Barbara Blue – Memphis Blue: Sweet, Strong And Tight | Album Review

barbarabluecdBarbara Blue – Memphis Blue: Sweet, Strong And Tight

BIG Blue Records – 2014

13 tracks; 51 minutes

Memphis’ Barbara Blue has stayed close to home for this album which was recorded at Royal Studios, produced by Lawrence ‘Boo’ Mitchell and features songs mainly taken from Memphis writers past and present, with Barbara having a hand in five of the songs. As one might expect from the recording location, the album covers a wide range of styles including soul, rock and roll and country.

The musicians are a who’s who of Memphis music: The Royal Rhythm Section has Lester Snell on Wurlitzer, Rev Charles Hodges on B3, Leroy ‘Flick’ Hodges or David Smith on bass, Steve Potts on drums and Michael Tols on guitar; The Royal Horns feature Lannie McMillan on sax, Joe Spake on baritone, Marc Franklin on trumpet and Steve Graham or Jason Yasinsky on trombone. The guests include Bobby Rush on harp, Ronnie Earl on guitar, Sonny Barbato on accordion and piano, Dedric Davis on trumpet, Cody Dickinson on washboard and Shontelle and Sharisse Norman on backing vocals on two tracks.

Demonstrating the variety of the music here Barbara starts with the jump style of Jay McShann’s “Hands Off”, a song covered by many female singers including Janiva Magness.  The horns punctuate the song with some soulful blasts that root the song in Memphis and Bobby Rush’s harp solo is the icing on this particular cake.  “No Time To Cry” is an interesting song from Joe Sanders which fits Barbara well with its lyrics about making one’s way in the music business, Ronnie Earl taking a poised solo in the middle.

“Rudy’s Blues” is another strong song lyrically as Barbara tells us about one of the old-time Memphis characters: “Rudy had a three-handed woman, she kept giving him the blues; she was right-handed, left-handed and underhanded too.” Guest Dedric Davis adds some fine trumpet playing that also fits with the story of old Rudy.  Accordion and shakers give a suitably swampy feel to “Voodoo Woman” before another change of style in the superb “Me And Jesus”.  PW Cox’s song has a strong gospel and country feel with rolling piano and churchy organ and talks about belief and whether one needs to demonstrate one’s faith in public: “I talk to God at least once a day and I don’t need anyone to know” sings Barbara before concluding that “Me and Jesus are all right”.

Barbara co-wrote “Rolling Up On Me” which takes us right on to Beale Street with an insistent beat and some soulful guitar and organ rhythm interplay, Ronnie Earl again providing a beautiful solo section.  For those of us who developed our musical interests in the 60’s no names are more evocative of Memphis than Hayes, Porter and Cropper and those three are the writers of the funky “Love Is After Me”, a classic piece of Memphis soul.  Barbara’s vocals are well supported by the backing vocalists and the horns provide the punch we associate with the heyday of Stax to provide one of the highlight tracks here.

“Coat & Hat” again features the accordion and it’s a strong song (credited to T Plunk) lyrically though Barbara’s deep voice is less suited to this slow country song.  The sub-title of the album, “Sweet, Strong And Tight” brings back the horns for a barnstorming tune written by Barbara on her own in which she explains what she can bring to a relationship and Bobby Rush plays the main solo.

Another classic Memphis artist was Ann Peebles and one of her best known songs is covered here.  “I’m Gonna Tear Your Playhouse Down” is a great song and it suits Barbara’s voice well in a very polished version with wonderful horns.
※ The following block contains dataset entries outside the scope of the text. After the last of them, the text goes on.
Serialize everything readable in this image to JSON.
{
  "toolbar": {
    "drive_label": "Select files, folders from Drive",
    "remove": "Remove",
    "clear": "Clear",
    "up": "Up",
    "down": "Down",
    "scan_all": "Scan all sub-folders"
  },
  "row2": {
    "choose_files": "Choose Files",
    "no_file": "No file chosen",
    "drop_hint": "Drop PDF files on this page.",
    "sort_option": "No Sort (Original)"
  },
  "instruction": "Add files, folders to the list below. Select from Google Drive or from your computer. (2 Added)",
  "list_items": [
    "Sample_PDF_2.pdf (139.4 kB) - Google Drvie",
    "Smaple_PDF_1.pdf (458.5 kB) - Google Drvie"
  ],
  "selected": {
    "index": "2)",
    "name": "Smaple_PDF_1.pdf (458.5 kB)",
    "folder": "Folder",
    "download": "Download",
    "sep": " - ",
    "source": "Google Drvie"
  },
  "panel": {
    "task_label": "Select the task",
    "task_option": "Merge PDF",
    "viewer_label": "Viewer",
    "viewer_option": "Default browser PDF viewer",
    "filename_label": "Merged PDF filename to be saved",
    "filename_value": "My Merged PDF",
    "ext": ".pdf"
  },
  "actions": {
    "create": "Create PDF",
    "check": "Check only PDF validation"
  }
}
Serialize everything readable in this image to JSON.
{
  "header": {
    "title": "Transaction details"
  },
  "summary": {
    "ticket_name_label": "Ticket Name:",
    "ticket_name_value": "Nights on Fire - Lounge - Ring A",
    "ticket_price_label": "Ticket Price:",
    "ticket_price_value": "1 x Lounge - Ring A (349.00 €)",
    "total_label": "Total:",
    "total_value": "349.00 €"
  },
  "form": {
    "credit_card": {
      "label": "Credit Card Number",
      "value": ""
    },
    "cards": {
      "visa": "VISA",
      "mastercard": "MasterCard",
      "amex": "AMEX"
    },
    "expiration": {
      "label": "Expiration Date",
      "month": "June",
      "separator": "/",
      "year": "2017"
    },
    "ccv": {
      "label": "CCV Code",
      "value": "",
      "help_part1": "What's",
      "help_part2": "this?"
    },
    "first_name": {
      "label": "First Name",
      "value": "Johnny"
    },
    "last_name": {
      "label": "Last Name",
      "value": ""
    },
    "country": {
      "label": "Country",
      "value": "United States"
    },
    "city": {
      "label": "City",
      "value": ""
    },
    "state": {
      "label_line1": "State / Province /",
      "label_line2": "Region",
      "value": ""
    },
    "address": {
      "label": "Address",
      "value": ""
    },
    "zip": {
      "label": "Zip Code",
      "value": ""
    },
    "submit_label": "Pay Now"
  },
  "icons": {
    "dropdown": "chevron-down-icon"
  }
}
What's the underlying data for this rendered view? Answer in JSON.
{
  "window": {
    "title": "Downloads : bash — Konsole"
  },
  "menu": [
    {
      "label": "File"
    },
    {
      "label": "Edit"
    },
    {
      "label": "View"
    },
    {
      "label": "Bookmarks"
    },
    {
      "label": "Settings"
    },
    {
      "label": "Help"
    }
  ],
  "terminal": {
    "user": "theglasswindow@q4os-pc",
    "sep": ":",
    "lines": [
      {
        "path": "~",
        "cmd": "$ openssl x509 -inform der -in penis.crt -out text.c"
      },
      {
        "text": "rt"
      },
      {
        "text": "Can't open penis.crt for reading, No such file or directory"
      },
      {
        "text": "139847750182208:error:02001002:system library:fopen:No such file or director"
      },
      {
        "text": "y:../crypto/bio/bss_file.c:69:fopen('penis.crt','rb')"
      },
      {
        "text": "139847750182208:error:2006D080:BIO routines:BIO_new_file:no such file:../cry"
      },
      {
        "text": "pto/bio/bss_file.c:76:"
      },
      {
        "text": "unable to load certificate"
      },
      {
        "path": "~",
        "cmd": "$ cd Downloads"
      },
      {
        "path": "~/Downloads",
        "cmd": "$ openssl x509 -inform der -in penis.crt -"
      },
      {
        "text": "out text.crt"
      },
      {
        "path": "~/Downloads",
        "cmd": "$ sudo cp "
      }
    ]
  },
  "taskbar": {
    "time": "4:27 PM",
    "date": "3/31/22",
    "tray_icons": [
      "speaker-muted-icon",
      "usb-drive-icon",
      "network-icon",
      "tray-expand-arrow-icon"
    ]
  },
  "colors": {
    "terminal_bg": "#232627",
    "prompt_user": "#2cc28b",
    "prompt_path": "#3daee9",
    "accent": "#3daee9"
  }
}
Memphis singer Reba Russell is the writer of “SuperBlues” which brings Bobby Rush back on harp and “Memphis Stomp” is a co-write between Barbara, Lester Snell and Boo Mitchell which pays tribute to the late Willie Mitchell and appropriately has more fine horns.

To close the album “800 Mile Blues” really takes things back to basics on a quiet country blues with minimal instrumentation, just bass and guitar, a tune credited to Barbara and Ronnie Earl.

For this reviewer the highlights here are the tracks with the horns, but Barbara has done a good job in selecting material across styles and making most of them work well so that the album provides something for everyone to enjoy.